When dropping into a fire zone, each smoke jumper carries two days worth of food, selected from a variety of gourmet options.
“Sometimes we will use the Good Deal Can [pictured center], mix everything up and heat it into a stew,” says Brett Bittenbender, who is entering his 23rd season as a smoke jumper.
Spam is a favorite of the McCall crew, who have developed many different recipes based on the popular canned meat. “Gatorade makes a great spam sauce, especially the red or blue ones,” says Bittenbender.
Besides giving new meaning to the term “cargo pockets,” the suits worn by smokejumpers have a variety of distinctive features. The built-in friction rings allow rappelling down trees, and high collars keep brush and tree limbs from lodging under the jumper’s helmet.
The suits are padded to cushion a hard landing and are constructed from puncture-resistant material in case a descending jumper is greeted with sharp rocks, pointy branches, or a cactus. Once on the ground, smokejumpers ditch their cumbersome protective outer layer and head to the action wearing fire-retardant pants and workshirts.
Forest Service smokejumpers throughout the United States have jumped with circular parachute canopies since 1939, although square canopies were developed in the 1960s and '70s and are currently used by smokejumpers who work for the Bureau of Land Management.
Square-shaped canopies behave more like a wing, requiring forward speed in order to stay aloft.
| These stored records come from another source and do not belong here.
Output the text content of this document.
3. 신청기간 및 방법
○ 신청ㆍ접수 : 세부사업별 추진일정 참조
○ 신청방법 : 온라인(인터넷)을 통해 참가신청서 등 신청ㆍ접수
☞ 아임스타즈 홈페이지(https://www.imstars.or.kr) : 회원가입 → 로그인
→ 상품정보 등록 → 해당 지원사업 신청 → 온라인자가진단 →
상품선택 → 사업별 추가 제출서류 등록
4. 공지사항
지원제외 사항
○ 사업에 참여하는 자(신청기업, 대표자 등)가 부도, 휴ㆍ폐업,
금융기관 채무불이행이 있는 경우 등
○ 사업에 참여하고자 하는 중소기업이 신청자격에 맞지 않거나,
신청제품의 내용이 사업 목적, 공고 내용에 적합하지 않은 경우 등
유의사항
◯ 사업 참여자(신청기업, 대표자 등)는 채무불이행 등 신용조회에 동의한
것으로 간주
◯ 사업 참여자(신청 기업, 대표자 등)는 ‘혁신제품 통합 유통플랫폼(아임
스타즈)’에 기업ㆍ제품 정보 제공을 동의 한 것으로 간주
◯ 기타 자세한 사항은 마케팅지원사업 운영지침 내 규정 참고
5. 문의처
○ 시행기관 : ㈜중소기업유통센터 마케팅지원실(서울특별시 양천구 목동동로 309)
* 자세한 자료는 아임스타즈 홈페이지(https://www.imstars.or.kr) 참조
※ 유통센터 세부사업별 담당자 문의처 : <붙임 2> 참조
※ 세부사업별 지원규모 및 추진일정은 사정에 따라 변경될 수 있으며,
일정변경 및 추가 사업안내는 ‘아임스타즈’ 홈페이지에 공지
Circular canopies rely primarily on drag, making it easier for a jumper to drop straight down.
There are pros and cons to both designs: While circular canopies can descend at a nearly vertical trajectory, they become difficult to control when the wind blows faster than 10 mph. The BLM’s square models, sometimes called “ram-air” chutes because they behave like airfoils, remain maneuverable at twice that speed.
“It’s partly a tradition,” says long-time smokejumper Brett Bittenbender, “We haven’t rushed into the squares because circulars have always been dependable for us.”
A memorial at the McCall Smokejumper Base honors pilots and smokejumpers who lost their lives fighting fire. Whitey Hachmeister and John Slingerland were the pilots of a smokejumper aircraft that crashed because of engine trouble, claiming a total of 10 lives.
Smokejumping began in the 1930s, and early on, smokejumpers had a reputation for acting as if they were invincible. Up until 1949, none had been killed on the fireline. It was in August of that year that smokejumpers suffered their first casualties. The Mann Gulch Fire claimed the lives of 13 firefighters, 12 of them smokejumpers.
Even today, the smokejumpers seem to be trying to make amends for the hubris of those early years. The fire at Mann Gulch was a turning point. It spurred the Forest Service to adopt new safety rules that have become mantras for wildland firefighters.
Thorough preparation and diligent adherence to proper procedure have gone a long way towards preventing tragedies like Mann Gulch. However, Matthew Desmond, a social scientist who worked as a wildland firefighter in Arizona, has criticized the way the Forest Service, and wildland firefighters themselves, place blame for accidents and fatalities on the victims.
Though it is usually not spoken aloud, he says, wildland firefighters believe that colleagues killed on the fire line would never have been hurt if they stuck to the safety rules they were trained to follow.
Romero knows the risks of his profession firsthand, and makes it plain that the best training in the world can’t keep firefighters safe in every situation.
“The environment is a lot more complex than that,” he says. “It’s hard for folks to come to grips with that, ourselves included.” His own close call has made him even more serious about giving his charges the best preparation he can, and the base’s prominent memorial to fallen comrades serves as both a monument to their sacrifice and a reminder of the stakes.